Этот детский, наивный вопрос врезался в самое сердце. Анна не нашлась что ответить. Она просто прижала дочь к себе, чувствуя, как хрупко ее тельце, и понимая, что одной надежды для счастья этого ребенка уже недостаточно. Ей нужна была правда. Какой бы горькой она ни оказалась.
***
Искра, рожденная тем письмом, разгоралась внутри Анны медленно, но неумолимо. Она уже не могла просто ждать. Мысль о «той женщине» из Дубровки не давала ей покоя. Это было как зуд в заживающей ране, от которого невозможно отвлечься. Она стала тихой, сосредоточенной, и это новое, отстраненное спокойствие пугало даже Агафью, которая ворчала уже без прежнего огня.
Однажды, когда Свету забрала после школы Маруся, под предлогом помощи в закваске капусты, Анна, собрав все свои сбережения — несколько смятых, пахнущих домом купюр, — отправилась на окраину села, к домику отставного шофера дяди Миши. Он возил председателя, а на стареньком «полуторке» подрабатывал, возя людей в райцентр за умеренную плату.
Дядька Михаил, грузный мужчина с вечно уставшим лицом, выслушал ее, чесая затылок.
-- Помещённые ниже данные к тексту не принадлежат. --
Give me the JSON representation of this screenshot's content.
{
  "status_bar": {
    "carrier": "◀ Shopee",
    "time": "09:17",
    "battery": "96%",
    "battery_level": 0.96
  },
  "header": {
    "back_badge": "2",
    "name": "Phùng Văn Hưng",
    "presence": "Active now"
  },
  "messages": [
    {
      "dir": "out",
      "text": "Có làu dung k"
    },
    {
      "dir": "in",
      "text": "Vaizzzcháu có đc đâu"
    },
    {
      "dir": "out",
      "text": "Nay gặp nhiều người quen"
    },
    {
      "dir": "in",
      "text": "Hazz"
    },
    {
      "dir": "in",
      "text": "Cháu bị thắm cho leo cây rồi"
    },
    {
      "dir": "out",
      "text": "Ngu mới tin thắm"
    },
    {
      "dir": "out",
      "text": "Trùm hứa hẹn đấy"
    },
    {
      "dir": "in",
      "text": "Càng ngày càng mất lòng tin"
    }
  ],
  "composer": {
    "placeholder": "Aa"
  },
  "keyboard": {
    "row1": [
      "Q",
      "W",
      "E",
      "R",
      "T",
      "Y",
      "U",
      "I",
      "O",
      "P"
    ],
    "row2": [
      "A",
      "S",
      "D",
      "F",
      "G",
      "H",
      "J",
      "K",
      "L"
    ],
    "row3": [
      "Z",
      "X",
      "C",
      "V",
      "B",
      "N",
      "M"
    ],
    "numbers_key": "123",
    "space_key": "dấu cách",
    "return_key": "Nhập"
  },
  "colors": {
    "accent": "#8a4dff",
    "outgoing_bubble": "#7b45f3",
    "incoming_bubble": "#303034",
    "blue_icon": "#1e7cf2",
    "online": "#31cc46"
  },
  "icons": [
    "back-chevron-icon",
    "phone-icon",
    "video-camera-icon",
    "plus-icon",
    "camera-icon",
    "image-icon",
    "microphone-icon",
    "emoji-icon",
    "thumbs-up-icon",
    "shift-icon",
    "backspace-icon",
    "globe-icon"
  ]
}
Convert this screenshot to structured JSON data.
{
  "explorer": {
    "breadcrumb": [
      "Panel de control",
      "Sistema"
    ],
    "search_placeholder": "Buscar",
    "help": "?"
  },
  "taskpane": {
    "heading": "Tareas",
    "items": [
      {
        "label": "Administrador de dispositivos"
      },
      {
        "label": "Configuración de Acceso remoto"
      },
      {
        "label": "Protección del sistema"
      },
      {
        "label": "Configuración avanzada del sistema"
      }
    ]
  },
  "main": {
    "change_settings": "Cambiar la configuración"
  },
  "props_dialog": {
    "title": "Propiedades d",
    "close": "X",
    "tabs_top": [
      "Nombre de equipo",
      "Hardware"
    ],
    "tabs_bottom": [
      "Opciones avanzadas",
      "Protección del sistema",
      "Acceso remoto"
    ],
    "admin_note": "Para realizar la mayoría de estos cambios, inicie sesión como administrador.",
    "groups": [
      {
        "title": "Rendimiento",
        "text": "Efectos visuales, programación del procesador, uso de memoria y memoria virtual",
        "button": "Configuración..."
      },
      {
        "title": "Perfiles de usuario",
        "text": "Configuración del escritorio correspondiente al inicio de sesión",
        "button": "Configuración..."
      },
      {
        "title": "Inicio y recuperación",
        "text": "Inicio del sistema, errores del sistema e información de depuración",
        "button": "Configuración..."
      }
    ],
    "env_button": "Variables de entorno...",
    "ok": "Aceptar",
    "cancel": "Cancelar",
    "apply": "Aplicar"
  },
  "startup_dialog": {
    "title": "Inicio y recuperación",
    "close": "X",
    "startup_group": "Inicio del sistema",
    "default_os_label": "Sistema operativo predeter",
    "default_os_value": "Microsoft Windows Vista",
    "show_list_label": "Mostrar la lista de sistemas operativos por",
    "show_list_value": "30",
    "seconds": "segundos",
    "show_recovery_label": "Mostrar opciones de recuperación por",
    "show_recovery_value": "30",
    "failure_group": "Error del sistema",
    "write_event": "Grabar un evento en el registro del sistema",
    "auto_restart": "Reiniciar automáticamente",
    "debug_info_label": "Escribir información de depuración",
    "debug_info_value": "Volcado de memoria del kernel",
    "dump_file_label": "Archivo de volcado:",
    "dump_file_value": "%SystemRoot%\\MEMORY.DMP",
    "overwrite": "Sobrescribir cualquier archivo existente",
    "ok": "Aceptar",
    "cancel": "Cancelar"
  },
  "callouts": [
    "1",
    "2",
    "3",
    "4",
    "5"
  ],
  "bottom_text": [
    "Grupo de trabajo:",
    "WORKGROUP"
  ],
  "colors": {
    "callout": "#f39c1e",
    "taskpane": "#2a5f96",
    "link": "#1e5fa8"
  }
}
— В Дубровку? Это ж за триста верок, Аннушка. Дорога трудная, мост там размыло, объездной путь — целая история. Да и что ты там одна искать будешь?
— Родственницу, дядя Миша, — соврала Анна, глядя ему прямо в глаза. — Тетку двоюродную. Очень надо.
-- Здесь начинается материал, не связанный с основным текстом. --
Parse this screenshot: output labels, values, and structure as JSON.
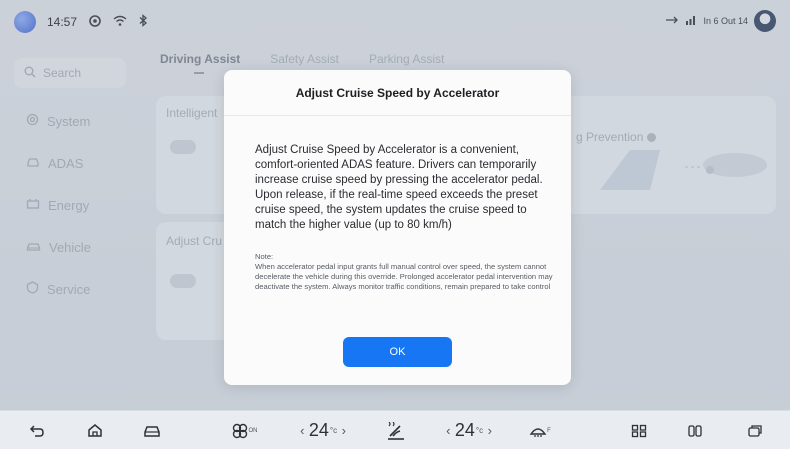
{
  "status_bar": {
    "time": "14:57",
    "right_text": "In 6 Out 14",
    "icons": [
      "app-logo",
      "assistant-icon",
      "wifi-icon",
      "bluetooth-icon",
      "usb-icon",
      "signal-icon",
      "avatar"
    ]
  },
  "sidebar": {
    "search_placeholder": "Search",
    "items": [
      {
        "label": "System",
        "icon": "system-icon"
      },
      {
        "label": "ADAS",
        "icon": "adas-icon"
      },
      {
        "label": "Energy",
        "icon": "energy-icon"
      },
      {
        "label": "Vehicle",
        "icon": "vehicle-icon"
      },
      {
        "label": "Service",
        "icon": "service-icon"
      }
    ]
  },
  "tabs": [
    {
      "label": "Driving Assist",
      "active": true
    },
    {
      "label": "Safety Assist",
      "active": false
    },
    {
      "label": "Parking Assist",
      "active": false
    }
  ],
  "background_cards": {
    "card1_label": "Intelligent",
    "card2_label": "Adjust Cru",
    "prevention_label": "g Prevention"
  },
  "dialog": {
    "title": "Adjust Cruise Speed by Accelerator",
    "body": "Adjust Cruise Speed by Accelerator is a convenient, comfort-oriented ADAS feature. Drivers can temporarily increase cruise speed by pressing the accelerator pedal. Upon release, if the real-time speed exceeds the preset cruise speed, the system updates the cruise speed to match the higher value (up to 80 km/h)",
    "note_title": "Note:",
    "note": "When accelerator pedal input grants full manual control over speed, the system cannot decelerate the vehicle during this override. Prolonged accelerator pedal intervention may deactivate the system. Always monitor traffic conditions, remain prepared to take control",
    "ok_label": "OK"
  },
  "dock": {
    "fan_sub": "ON",
    "left_temp": "24",
    "right_temp": "24",
    "temp_unit": "°c",
    "defrost_sub": "F"
  },
  "colors": {
    "accent": "#1676f3",
    "background": "#e4e8ee",
    "dialog": "#fbfbfc"
  }
}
Он вздохнул, посмотрел на ее бледное, решительное лицо, на зажатые в кулаке деньги и махнул рукой.
— Ладно, уговорила. В пятницу поедем. С рассветом. Только на один день, слышишь? И никому не болтай. Не по чину это мне.
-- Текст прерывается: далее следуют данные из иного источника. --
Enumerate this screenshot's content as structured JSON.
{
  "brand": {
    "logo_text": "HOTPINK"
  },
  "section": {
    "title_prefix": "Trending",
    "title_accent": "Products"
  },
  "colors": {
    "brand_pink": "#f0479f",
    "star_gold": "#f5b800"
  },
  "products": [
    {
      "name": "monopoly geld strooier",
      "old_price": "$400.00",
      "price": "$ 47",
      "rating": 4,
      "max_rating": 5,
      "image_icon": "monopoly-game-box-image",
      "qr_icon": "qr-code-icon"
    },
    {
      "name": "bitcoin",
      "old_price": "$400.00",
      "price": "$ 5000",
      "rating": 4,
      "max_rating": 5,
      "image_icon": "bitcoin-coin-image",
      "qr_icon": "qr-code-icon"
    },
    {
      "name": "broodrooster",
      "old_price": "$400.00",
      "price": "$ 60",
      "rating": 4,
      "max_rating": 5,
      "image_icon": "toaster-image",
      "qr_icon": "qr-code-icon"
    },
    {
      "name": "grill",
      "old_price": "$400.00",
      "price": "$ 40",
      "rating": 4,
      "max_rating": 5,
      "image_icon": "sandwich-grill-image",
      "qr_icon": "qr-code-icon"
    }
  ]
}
Дорога оказалась еще хуже, чем он говорил. «Полуторка» подпрыгивала на ухабах, ныряла в колеи, заполненные грязной ноябрьской водой. Анна сидела, молча вцепившись в холодное сиденье, и смотрела на мелькающие за окном голые, тоскливые поля. Сердце ее бешено колотилось. Что она найдет? Пустое место? Могилу? Или... она даже боялась додумать эту мысль до конца.
Дубровка оказалась крошечным, затерянным в лесах селением, состоящим из двух десятков покосившихся изб. Война прошлась и здесь — виднелись следы пожарищ, заросшие бурьяном воронки. Анна вышла из машины, и ноги ее подкосились от волнения и усталости.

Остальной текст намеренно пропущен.